O livro não é melhor que o filme: adaptações literárias no Cinema
Artigo

O livro não é melhor que o filme: um ensaio sobre adaptações literárias no Cinema

Duas da tarde de uma segunda-feira qualquer, a mesma discussão bate na nossa “porta” e se instala nos assuntos mais falados do dia, onde faz morada por algumas horas, mas logo depois desaparece na intenção de dar espaço a uma nova e efêmera discussão, não raro carinhosamente descrita como “só existe no Twitter”. Mas, será mesmo? Ultimamente, discutir adaptações literárias para o Cinema tem trazido à tona não só o racismo e a homofobia dos fandoms, como tem reacendido um questionamento antigo em mim: porque queremos tanto que o Cinema seja igual à literatura? Afinal, de onde vem tamanho incômodo não só quando os personagens são adaptados para as telas sem as características físicas que esperamos, mas também quando os filmes se recusam a ser ipsis litteris aquilo que lemos?

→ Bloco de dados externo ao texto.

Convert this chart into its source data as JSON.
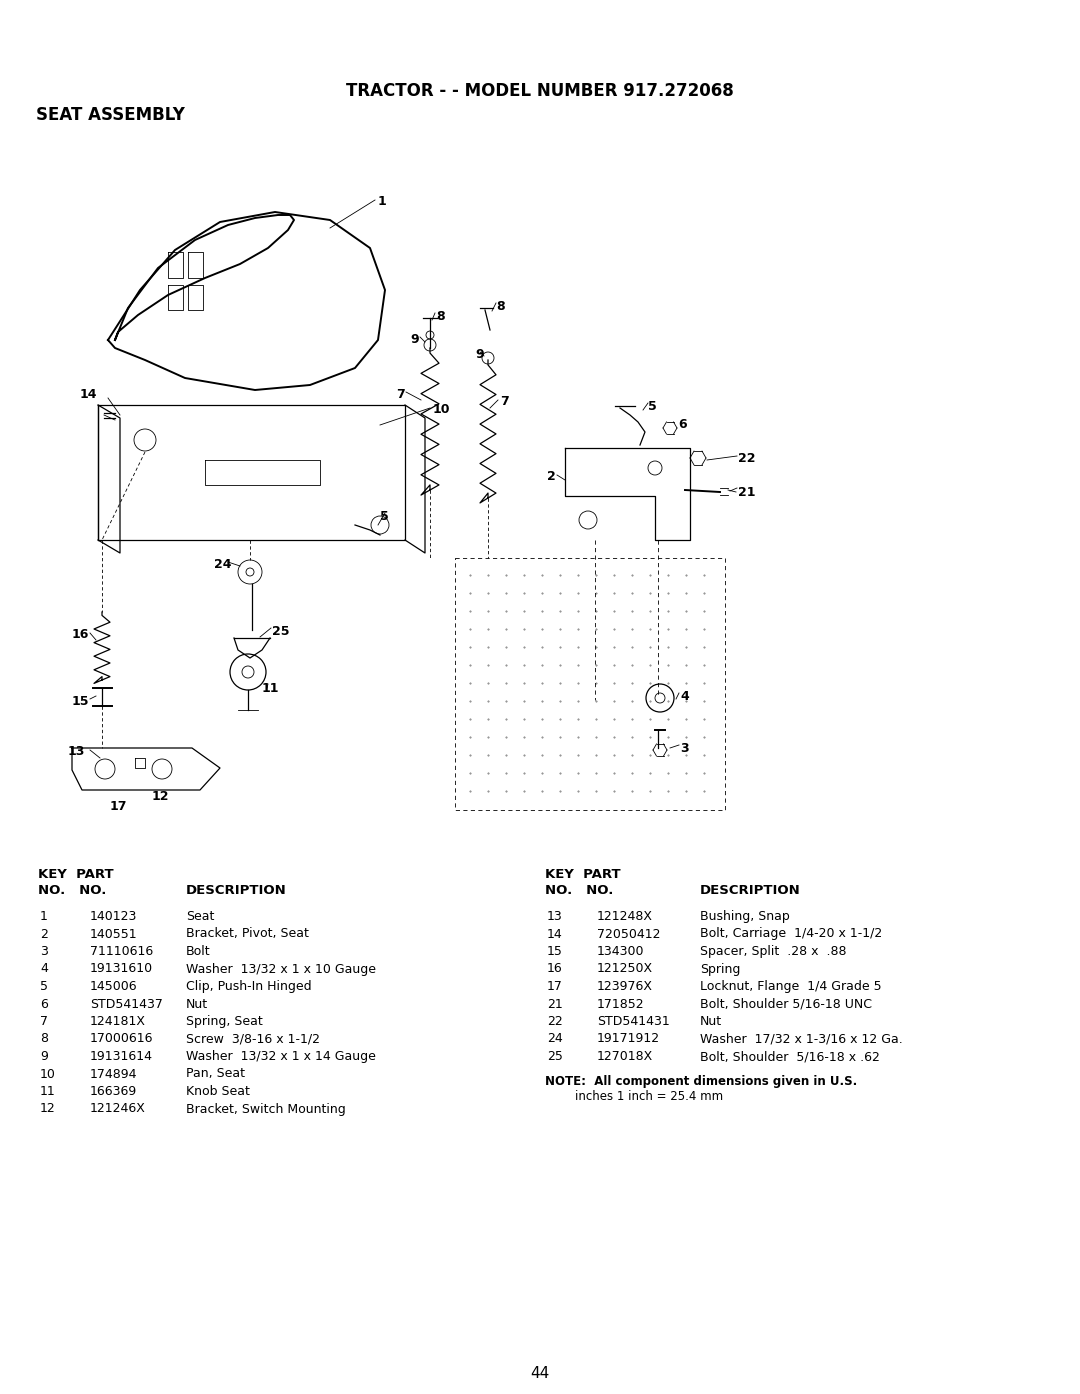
{
  "title": "TRACTOR - - MODEL NUMBER 917.272068",
  "subtitle": "SEAT ASSEMBLY",
  "page_number": "44",
  "background_color": "#ffffff",
  "text_color": "#000000",
  "left_parts": [
    [
      "1",
      "140123",
      "Seat"
    ],
    [
      "2",
      "140551",
      "Bracket, Pivot, Seat"
    ],
    [
      "3",
      "71110616",
      "Bolt"
    ],
    [
      "4",
      "19131610",
      "Washer  13/32 x 1 x 10 Gauge"
    ],
    [
      "5",
      "145006",
      "Clip, Push-In Hinged"
    ],
    [
      "6",
      "STD541437",
      "Nut"
    ],
    [
      "7",
      "124181X",
      "Spring, Seat"
    ],
    [
      "8",
      "17000616",
      "Screw  3/8-16 x 1-1/2"
    ],
    [
      "9",
      "19131614",
      "Washer  13/32 x 1 x 14 Gauge"
    ],
    [
      "10",
      "174894",
      "Pan, Seat"
    ],
    [
      "11",
      "166369",
      "Knob Seat"
    ],
    [
      "12",
      "121246X",
      "Bracket, Switch Mounting"
    ]
  ],
  "right_parts": [
    [
      "13",
      "121248X",
      "Bushing, Snap"
    ],
    [
      "14",
      "72050412",
      "Bolt, Carriage  1/4-20 x 1-1/2"
    ],
    [
      "15",
      "134300",
      "Spacer, Split  .28 x  .88"
    ],
    [
      "16",
      "121250X",
      "Spring"
    ],
    [
      "17",
      "123976X",
      "Locknut, Flange  1/4 Grade 5"
    ],
    [
      "21",
      "171852",
      "Bolt, Shoulder 5/16-18 UNC"
    ],
    [
      "22",
      "STD541431",
      "Nut"
    ],
    [
      "24",
      "19171912",
      "Washer  17/32 x 1-3/16 x 12 Ga."
    ],
    [
      "25",
      "127018X",
      "Bolt, Shoulder  5/16-18 x .62"
    ]
  ],
  "note_line1": "NOTE:  All component dimensions given in U.S.",
  "note_line2": "        inches 1 inch = 25.4 mm"
}
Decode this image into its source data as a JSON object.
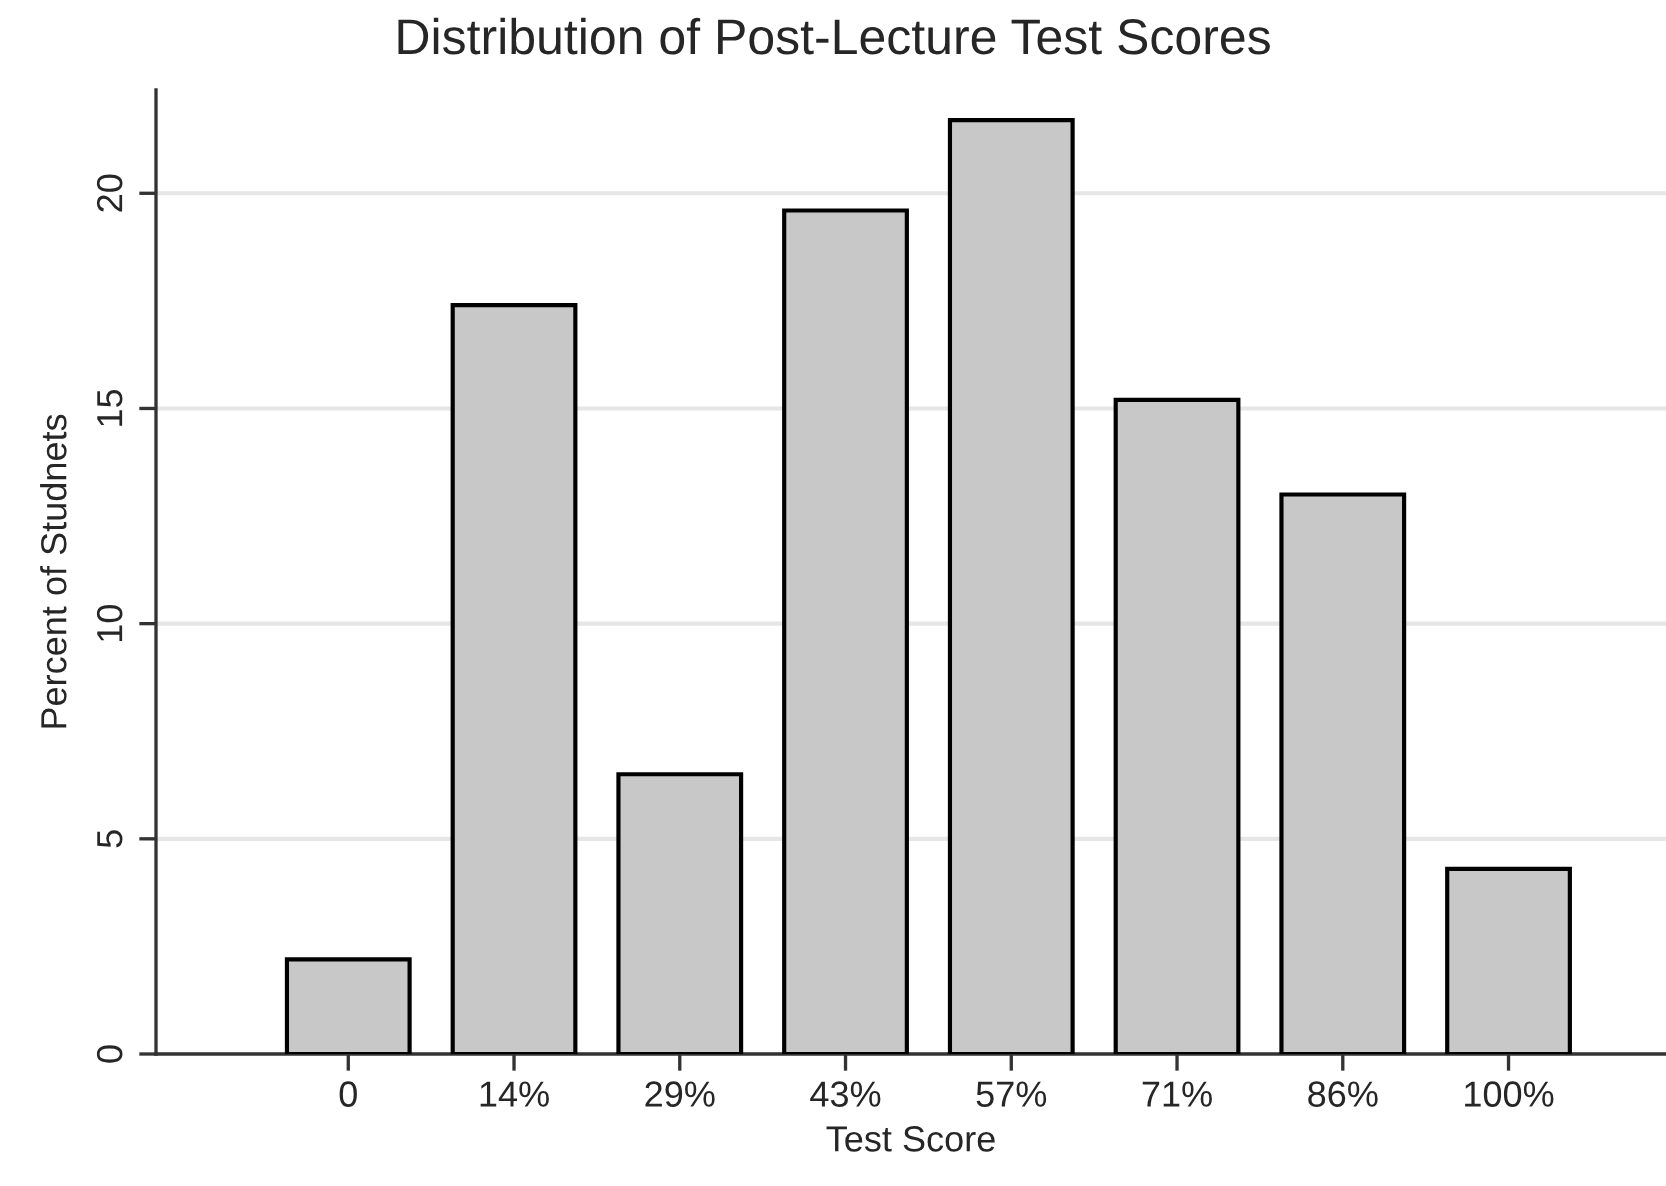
{
  "chart_data": {
    "type": "bar",
    "title": "Distribution of Post-Lecture Test Scores",
    "xlabel": "Test Score",
    "ylabel": "Percent of Studnets",
    "categories": [
      "0",
      "14%",
      "29%",
      "43%",
      "57%",
      "71%",
      "86%",
      "100%"
    ],
    "values": [
      2.2,
      17.4,
      6.5,
      19.6,
      21.7,
      15.2,
      13.0,
      4.3
    ],
    "color": "#c8c8c8",
    "ylim": [
      0,
      22.4
    ],
    "yticks": [
      0,
      5,
      10,
      15,
      20
    ],
    "grid": "y",
    "legend": false
  }
}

Eu devia ter uns 10 anos quando me tornei uma leitora compulsiva. Muito antes de ser cinéfila, os livros de fantasia infantojuvenis fizeram parte da minha vida e construíram meu repertório literário do zero, me fazendo criar um afeto particular com o mundo da escrita desde muito jovem. Naturalmente, como muitas crianças nascidas nos anos 90, Harry Potter foi uma espécie de rito de passagem para mim e eu sentia prazer em, mesmo tendo pego o barco já andando, ler os livros antes de assistir aos filmes. Me lembro de ir ao Cinema e dizer, com a maior superioridade que a idade podia me dar, que “o livro era melhor que o filme”. Sempre. Como se a literatura estivesse indubitavelmente sempre acima das imagens. E como se, porque a história não estava exatamente apresentada do modo em que li, lhe faltava credibilidade – ou qualidade.

Continuei assim por muito tempo. Cobrei não só que Harry Potter desse mais ênfase à Gina Weasley, como cobrei que Crepúsculo aprofundasse ainda mais os Volturi em Eclipse ou que Jogos Vorazes tivesse retratado o Snow desde o início… Também fiz parte do time daqueles que reclamavam quando o ator (ou atriz) escalado para o papel da mais nova adaptação não tinha as exatas características físicas que eu imaginei que teria. Não fazia o menor sentido imaginar um personagem moreno, com um ator loiro, por exemplo. E eu fiz esse papelão várias vezes, quando passava dias tentando fazer paz com o fato de que aquilo não tinha que responder às minhas expectativas (e de outros tantos fãs) e que isso não iria mudar.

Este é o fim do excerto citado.